I’ve also found pictures can do the same thing if I have enough of them. One random shot from somewhere doesn’t bring back the flood, but several shots that walk me back through an experience are almost as good as having written it down.

This is one of my favorite photos from the epic road trip. This help wanted sign from a restaurant where we had dinner is amazing. Just looking at this picture reminds me where we were, what we ate and drank, and what we did that day. Plus, it brings a smile to my face because there are SO MANY ERRORS, but if you “Must have : speak good English.”
In 2011, my wife and our boys took an epic road trip. We went to Mount Rushmore on July 4, visited a cousin in Iowa, stayed a couple of days in Chicago, spent time in Michigan with my family, did amusement parks in Ohio, went to the St. Louis arch and saw one of many of The World’s Largest Ball of Twine locations. Along the way, I took a ton of pictures. They weren’t all pictures of Important Things, and they weren’t all pictures of us. There were scene-setters, monuments, funny moments, signs, random things. When I scroll through that folder now and look at all those pictures, I can vividly remember so much more of that trip than I can of others.
That’s the type of experience I’m hoping to capture with the journaling experiment.
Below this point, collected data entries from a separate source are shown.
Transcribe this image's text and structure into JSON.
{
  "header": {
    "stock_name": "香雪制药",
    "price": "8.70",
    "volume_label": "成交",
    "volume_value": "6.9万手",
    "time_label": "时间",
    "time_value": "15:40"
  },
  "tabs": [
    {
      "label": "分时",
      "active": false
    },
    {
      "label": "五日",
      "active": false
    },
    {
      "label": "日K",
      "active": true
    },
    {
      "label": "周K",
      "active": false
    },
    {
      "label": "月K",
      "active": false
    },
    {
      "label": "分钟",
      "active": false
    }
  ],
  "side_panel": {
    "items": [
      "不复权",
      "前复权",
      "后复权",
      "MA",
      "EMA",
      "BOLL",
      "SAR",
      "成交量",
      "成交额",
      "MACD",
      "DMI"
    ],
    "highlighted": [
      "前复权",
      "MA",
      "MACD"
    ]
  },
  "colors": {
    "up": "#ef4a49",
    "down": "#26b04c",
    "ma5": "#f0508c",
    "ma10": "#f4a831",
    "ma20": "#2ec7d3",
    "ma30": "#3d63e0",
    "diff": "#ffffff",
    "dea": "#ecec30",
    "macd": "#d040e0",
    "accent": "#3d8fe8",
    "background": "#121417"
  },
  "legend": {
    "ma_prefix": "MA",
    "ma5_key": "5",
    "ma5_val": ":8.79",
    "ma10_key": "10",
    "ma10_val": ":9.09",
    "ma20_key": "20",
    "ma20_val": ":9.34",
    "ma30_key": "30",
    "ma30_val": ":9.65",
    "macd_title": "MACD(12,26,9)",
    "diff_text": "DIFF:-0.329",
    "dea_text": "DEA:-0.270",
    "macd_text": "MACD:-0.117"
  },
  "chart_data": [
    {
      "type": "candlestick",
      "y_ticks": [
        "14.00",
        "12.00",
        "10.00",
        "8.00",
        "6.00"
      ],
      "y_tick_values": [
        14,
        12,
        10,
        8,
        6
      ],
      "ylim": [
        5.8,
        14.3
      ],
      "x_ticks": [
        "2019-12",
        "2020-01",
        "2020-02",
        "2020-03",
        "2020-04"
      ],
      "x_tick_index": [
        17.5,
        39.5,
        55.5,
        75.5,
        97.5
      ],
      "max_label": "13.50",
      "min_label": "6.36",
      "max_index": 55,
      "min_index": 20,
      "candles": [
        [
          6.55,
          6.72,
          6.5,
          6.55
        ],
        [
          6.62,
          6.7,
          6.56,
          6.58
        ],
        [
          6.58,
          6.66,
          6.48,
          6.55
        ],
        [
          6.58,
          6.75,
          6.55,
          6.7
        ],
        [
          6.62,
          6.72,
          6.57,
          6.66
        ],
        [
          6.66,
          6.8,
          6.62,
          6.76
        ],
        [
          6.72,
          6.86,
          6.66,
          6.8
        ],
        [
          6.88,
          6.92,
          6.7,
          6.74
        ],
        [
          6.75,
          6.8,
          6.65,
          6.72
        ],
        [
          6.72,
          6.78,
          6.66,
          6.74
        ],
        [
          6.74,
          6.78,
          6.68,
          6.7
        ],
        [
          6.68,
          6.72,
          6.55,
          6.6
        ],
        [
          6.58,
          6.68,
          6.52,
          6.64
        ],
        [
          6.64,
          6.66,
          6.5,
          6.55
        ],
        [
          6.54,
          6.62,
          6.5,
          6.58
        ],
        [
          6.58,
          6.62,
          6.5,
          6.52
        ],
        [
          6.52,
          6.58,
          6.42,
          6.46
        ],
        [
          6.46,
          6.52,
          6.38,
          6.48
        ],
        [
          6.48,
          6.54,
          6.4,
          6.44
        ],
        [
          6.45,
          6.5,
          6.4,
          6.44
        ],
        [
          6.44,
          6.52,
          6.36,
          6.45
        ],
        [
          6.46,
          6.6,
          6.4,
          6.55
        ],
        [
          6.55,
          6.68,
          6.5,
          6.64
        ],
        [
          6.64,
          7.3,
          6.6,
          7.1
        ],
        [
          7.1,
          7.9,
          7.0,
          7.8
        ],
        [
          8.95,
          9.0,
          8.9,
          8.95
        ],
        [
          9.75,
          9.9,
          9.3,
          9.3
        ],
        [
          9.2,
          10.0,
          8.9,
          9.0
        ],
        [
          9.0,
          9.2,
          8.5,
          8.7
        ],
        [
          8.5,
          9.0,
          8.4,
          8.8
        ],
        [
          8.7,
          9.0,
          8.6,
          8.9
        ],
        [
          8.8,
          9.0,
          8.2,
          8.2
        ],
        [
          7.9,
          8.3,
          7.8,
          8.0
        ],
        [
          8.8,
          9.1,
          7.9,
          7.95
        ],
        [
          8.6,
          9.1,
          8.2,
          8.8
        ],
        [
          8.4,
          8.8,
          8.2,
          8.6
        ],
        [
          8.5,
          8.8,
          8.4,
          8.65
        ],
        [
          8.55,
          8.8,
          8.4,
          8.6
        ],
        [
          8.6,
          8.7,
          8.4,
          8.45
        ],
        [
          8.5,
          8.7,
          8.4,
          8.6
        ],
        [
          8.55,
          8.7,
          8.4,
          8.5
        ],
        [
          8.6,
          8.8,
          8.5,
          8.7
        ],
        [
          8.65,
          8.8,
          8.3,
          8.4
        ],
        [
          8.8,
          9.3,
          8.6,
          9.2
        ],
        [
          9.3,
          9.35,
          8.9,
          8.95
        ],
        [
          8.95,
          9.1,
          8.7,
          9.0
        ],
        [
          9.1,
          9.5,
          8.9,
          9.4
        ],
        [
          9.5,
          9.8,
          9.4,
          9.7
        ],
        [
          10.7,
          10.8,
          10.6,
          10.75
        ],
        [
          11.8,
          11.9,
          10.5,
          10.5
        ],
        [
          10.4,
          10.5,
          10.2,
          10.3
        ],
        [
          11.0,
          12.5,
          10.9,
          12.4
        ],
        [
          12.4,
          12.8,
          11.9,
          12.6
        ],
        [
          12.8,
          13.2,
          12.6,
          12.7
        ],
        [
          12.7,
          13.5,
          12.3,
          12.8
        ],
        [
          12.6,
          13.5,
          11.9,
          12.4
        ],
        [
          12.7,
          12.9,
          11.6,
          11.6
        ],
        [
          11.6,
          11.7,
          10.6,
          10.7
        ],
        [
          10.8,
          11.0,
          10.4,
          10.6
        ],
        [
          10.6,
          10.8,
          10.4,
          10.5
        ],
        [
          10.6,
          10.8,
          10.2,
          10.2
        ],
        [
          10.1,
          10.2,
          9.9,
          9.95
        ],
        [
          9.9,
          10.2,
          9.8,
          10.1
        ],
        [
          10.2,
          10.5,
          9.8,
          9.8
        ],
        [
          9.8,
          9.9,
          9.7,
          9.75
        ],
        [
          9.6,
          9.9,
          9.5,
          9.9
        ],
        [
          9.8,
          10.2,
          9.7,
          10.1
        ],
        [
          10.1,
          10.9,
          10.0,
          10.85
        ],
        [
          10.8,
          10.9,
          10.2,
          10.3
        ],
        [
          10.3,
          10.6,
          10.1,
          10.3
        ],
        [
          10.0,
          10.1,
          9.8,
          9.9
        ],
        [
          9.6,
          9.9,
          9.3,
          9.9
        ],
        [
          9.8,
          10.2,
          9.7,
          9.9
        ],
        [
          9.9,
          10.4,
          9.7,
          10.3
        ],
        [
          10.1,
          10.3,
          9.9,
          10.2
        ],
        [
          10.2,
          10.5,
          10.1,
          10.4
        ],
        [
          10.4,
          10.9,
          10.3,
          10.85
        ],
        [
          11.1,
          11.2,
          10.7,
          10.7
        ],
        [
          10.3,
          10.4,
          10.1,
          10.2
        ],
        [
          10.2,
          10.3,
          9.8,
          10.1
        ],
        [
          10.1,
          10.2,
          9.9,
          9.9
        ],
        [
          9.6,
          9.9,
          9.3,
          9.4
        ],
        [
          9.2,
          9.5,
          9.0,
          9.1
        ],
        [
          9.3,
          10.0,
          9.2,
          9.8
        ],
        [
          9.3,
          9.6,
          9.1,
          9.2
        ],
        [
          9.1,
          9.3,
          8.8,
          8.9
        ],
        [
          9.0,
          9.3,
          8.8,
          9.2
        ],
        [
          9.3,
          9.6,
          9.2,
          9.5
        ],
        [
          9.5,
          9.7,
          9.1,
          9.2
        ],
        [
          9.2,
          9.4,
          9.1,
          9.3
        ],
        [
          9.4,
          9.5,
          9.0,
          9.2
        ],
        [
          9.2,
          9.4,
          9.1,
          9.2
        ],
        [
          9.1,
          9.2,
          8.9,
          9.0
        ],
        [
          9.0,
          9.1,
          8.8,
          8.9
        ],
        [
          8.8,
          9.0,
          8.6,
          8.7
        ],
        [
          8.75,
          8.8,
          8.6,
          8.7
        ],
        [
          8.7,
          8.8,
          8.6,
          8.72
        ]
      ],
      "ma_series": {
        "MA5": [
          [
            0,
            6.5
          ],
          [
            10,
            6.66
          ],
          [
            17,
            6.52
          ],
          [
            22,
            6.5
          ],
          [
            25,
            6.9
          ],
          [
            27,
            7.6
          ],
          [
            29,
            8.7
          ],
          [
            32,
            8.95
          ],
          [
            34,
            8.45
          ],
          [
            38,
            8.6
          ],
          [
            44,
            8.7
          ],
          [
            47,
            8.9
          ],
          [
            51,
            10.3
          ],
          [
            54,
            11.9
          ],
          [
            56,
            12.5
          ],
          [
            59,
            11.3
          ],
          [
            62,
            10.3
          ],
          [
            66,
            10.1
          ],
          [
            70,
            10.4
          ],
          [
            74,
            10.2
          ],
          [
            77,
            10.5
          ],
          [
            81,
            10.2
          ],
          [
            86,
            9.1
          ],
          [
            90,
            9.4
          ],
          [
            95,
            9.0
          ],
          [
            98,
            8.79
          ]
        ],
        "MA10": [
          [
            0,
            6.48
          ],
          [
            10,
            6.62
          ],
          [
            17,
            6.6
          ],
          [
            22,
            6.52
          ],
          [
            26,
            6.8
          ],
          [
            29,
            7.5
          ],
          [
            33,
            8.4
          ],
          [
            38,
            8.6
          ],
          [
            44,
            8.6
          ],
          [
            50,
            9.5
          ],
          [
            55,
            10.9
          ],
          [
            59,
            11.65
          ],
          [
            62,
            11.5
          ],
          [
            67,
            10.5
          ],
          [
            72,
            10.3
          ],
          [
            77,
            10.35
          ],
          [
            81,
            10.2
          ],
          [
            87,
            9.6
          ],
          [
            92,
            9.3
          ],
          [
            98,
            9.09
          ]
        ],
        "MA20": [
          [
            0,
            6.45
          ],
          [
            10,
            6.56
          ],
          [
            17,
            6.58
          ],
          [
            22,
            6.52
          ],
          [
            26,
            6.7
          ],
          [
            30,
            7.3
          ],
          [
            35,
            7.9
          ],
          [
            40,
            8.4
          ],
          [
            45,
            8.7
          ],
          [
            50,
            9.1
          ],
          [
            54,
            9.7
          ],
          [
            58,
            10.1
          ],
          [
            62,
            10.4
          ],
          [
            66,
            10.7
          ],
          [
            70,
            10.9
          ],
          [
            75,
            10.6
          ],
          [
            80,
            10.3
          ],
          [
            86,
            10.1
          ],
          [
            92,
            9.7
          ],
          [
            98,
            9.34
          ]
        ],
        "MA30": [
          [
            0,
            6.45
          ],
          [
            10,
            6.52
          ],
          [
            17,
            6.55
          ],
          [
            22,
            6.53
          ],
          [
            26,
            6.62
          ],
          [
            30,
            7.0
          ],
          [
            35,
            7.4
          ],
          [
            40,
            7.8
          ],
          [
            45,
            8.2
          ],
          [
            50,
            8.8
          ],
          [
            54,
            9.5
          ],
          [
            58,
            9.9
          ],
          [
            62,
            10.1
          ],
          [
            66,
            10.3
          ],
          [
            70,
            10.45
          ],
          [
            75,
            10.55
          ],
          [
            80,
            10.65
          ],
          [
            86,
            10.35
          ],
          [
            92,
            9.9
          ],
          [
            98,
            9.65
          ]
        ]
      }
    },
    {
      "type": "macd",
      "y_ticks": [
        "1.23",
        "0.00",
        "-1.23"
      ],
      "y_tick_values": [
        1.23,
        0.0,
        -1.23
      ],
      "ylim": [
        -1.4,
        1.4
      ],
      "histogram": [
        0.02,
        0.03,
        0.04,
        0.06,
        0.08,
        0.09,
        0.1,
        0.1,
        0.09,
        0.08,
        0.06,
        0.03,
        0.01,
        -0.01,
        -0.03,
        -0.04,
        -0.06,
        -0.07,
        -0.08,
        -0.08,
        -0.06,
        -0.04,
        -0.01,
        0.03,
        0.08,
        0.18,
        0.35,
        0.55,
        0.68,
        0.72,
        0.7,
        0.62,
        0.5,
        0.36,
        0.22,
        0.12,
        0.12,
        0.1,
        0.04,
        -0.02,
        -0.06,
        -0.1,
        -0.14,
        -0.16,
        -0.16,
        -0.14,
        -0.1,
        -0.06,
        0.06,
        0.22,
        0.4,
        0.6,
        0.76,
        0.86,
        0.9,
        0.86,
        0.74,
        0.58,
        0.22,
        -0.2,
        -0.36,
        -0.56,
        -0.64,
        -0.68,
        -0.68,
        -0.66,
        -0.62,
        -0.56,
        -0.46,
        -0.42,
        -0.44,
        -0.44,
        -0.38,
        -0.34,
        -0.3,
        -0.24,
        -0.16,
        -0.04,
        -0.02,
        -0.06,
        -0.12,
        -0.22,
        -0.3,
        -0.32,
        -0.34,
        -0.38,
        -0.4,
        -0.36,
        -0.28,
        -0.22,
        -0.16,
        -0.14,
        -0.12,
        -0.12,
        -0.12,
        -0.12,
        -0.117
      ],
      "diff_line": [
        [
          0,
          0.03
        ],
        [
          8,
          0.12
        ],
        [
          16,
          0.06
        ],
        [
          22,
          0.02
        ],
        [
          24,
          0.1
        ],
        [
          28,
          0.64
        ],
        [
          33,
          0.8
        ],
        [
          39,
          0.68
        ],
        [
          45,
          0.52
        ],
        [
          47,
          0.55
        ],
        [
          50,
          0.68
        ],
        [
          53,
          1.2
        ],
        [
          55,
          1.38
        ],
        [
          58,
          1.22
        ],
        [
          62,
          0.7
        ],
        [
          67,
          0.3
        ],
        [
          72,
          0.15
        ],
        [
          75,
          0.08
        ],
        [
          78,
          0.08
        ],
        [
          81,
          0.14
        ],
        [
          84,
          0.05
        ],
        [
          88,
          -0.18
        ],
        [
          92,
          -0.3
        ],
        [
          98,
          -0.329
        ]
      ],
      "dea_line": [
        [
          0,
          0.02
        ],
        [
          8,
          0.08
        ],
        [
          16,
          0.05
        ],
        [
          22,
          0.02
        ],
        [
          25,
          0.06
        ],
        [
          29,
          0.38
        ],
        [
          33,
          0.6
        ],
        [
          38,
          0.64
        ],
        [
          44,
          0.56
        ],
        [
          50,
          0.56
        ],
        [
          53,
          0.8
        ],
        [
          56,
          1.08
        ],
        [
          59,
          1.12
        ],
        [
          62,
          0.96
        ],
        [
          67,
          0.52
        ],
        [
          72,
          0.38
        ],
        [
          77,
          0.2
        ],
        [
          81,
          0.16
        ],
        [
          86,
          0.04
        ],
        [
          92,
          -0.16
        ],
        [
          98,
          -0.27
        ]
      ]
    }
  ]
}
I want to feel more like the days matter, and that doesn’t mean I want to do big crazy things all the time. I just want to fondly recall the little things. If my past is any indication, the way to do that is to just write it down and look back on it every so often.
What gets measured gets done
I need some kind of structure around this to know that I’m being true to the experiment. So here are the rules for me — and you can make up your own if you want to play along.
Day one will be today, Sept. 28, so I act on my momentum, but the experiment will last until the end of October.
I’ll write for at least five minutes every night in the same notebook. I’ll jot down any big events for the day, any particular feelings, any of the little mileposts that would help me remember more about the day, and my general mindset. If I decide I have some goal or action item, I’ll write it down on a page in the front specifically meant for that purpose.
If I took any pictures that day, I’ll make a note of it so I can reference them later.
If for some reason I forget to write at night, I have to write the entry first thing the next morning.
When I get to the end of October, I’ll review all the previous journal entries to see how I feel about the whole thing. If it’s a positive experience, I’ll keep doing it. If I doesn’t seem to work for me, I can stop and know that I gave it a good effort.
If you keep a journal, what has been your experience? Any suggestions for how to approach it differently?